Carnival Corp. (CCL -0.66%) is up 56%, Royal Caribbean (RCL 2.27%) is up 46%, and Norwegian Cruise Line (NCLH -1.60%) is up 42%.

Things can get even better from here. We're heading into the telltale summer season, and the next few months will test the seaworthiness of the recent gains. If industry bookings remain strong and passengers keep relishing the experiences, the three stocks could continue beating the market in the second half of this year and beyond.

Sailing into uncharted waters

Cruise line stocks have had the hardest path back from the pandemic among travel stocks, and that is understandable. Cruise ships became an early cautionary tale about the rapid spread of a highly contagious disease, and cruise ships remained largely unavailable long after the return of other forms of vacation transportation.

Fleets had to do some pretty desperate things to stay afloat during the downtime, and it happened at a terrible time with credit risks rising and stock prices shrinking. The share count at Norwegian Cruise Line has nearly doubled since the pandemic started, up 96% since the end of fiscal 2019. The number of outstanding shares has climbed 75% at Carnival and a more reasonable 22% at Royal Caribbean in that time. The debt load has more than tripled at Carnival, while its two smaller rivals have seen their debt roughly double. 

Two couples smiling on a beach shoreline with a cruise ship in the background.

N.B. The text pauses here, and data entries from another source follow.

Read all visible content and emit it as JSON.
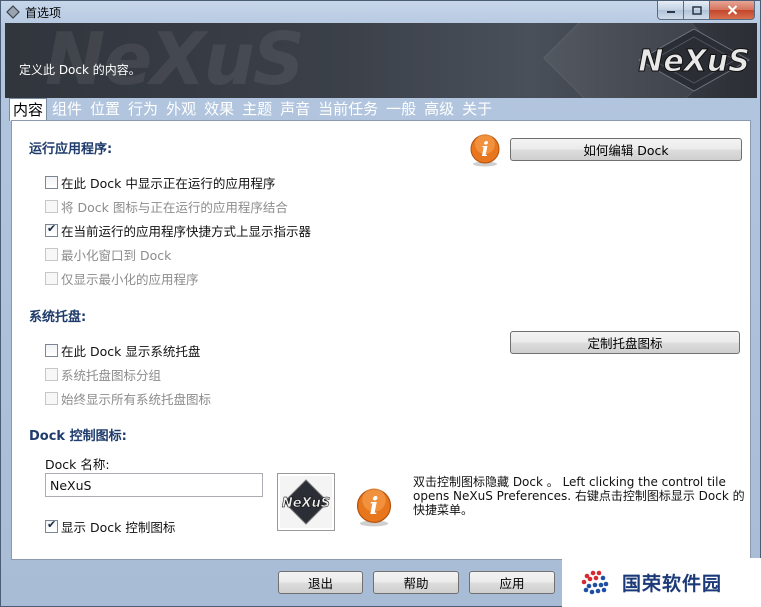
{
  "window": {
    "title": "首选项"
  },
  "banner": {
    "description": "定义此 Dock 的内容。",
    "logo_text": "NeXuS",
    "watermark_text": "NeXuS"
  },
  "tabs": [
    {
      "label": "内容",
      "active": true
    },
    {
      "label": "组件"
    },
    {
      "label": "位置"
    },
    {
      "label": "行为"
    },
    {
      "label": "外观"
    },
    {
      "label": "效果"
    },
    {
      "label": "主题"
    },
    {
      "label": "声音"
    },
    {
      "label": "当前任务"
    },
    {
      "label": "一般"
    },
    {
      "label": "高级"
    },
    {
      "label": "关于"
    }
  ],
  "running_apps": {
    "title": "运行应用程序:",
    "edit_button": "如何编辑 Dock",
    "options": [
      {
        "label": "在此 Dock 中显示正在运行的应用程序",
        "checked": false,
        "enabled": true
      },
      {
        "label": "将 Dock 图标与正在运行的应用程序结合",
        "checked": false,
        "enabled": false
      },
      {
        "label": "在当前运行的应用程序快捷方式上显示指示器",
        "checked": true,
        "enabled": true
      },
      {
        "label": "最小化窗口到 Dock",
        "checked": false,
        "enabled": false
      },
      {
        "label": "仅显示最小化的应用程序",
        "checked": false,
        "enabled": false
      }
    ]
  },
  "system_tray": {
    "title": "系统托盘:",
    "customize_button": "定制托盘图标",
    "options": [
      {
        "label": "在此 Dock 显示系统托盘",
        "checked": false,
        "enabled": true
      },
      {
        "label": "系统托盘图标分组",
        "checked": false,
        "enabled": false
      },
      {
        "label": "始终显示所有系统托盘图标",
        "checked": false,
        "enabled": false
      }
    ]
  },
  "dock_control": {
    "title": "Dock 控制图标:",
    "name_label": "Dock 名称:",
    "name_value": "NeXuS",
    "show_label": "显示 Dock 控制图标",
    "show_checked": true,
    "logo_text": "NeXuS",
    "description_lines": [
      "双击控制图标隐藏 Dock 。 Left clicking the control tile",
      "opens NeXuS Preferences. 右键点击控制图标显示 Dock 的",
      "快捷菜单。"
    ]
  },
  "footer": {
    "exit_button": "退出",
    "help_button": "帮助",
    "apply_button": "应用"
  },
  "watermark": {
    "text": "国荣软件园"
  },
  "colors": {
    "section_title": "#1e3b6b",
    "info_orange": "#e8761c",
    "banner_bg": "#3b4049"
  }
}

Image source: Getty Images.

The dilution and heftier interest expense payments aren't pretty, but they did the trick. All three companies expect to report record revenue in 2023. Getting back to peak profitability will take a bit longer. Royal Caribbean and Norwegian should turn a profit this year. Carnival is expected to follow next year. It will take a couple of years to hit new highs in earnings on a per-share basis after all of the new stock that was issued as a flotation device, but the industry is clearly heading in the right direction after the mother of all open sea rescues.

Bookings have been strong, and investors will get fresh news out of the bellwether soon. Carnival reports numbers for its fiscal second quarter next week. 

Wall Street is walking up the gangplank to board cruise ship stocks, as if that's not already clearly evident by the recently buoyant stock moves. Citi analyst James Hardiman boosted his price target on Carnival from $14 to $18 late last week, opening a 90-day positive catalyst watch ahead of next week's financial update and rising hopes for a blowout summer travel season. Hardiman upgraded the stock last month, lifting his price target for the shares from $10 to $14 at the time. It's going to turn heads when a notable analysts revises a price target by a whopping 80% in the span of less than a month. 

Market pros have also been inching their price targets higher for Royal Caribbean and Norwegian. It's not a surprise. The "revenge travel" surge that helped lift most travel and tourism stocks in 2021 and 2022 is finally coming around to raise the water for cruise line stocks in 2023. The surge in share counts and debt levels over the past four years will make it important to consider actual valuations over stock charts. All three cruise lines will have to do a lot more to take back their previous all-time highs. However, sentiment is rising and this summer could be exactly what the industry has needed for a long time.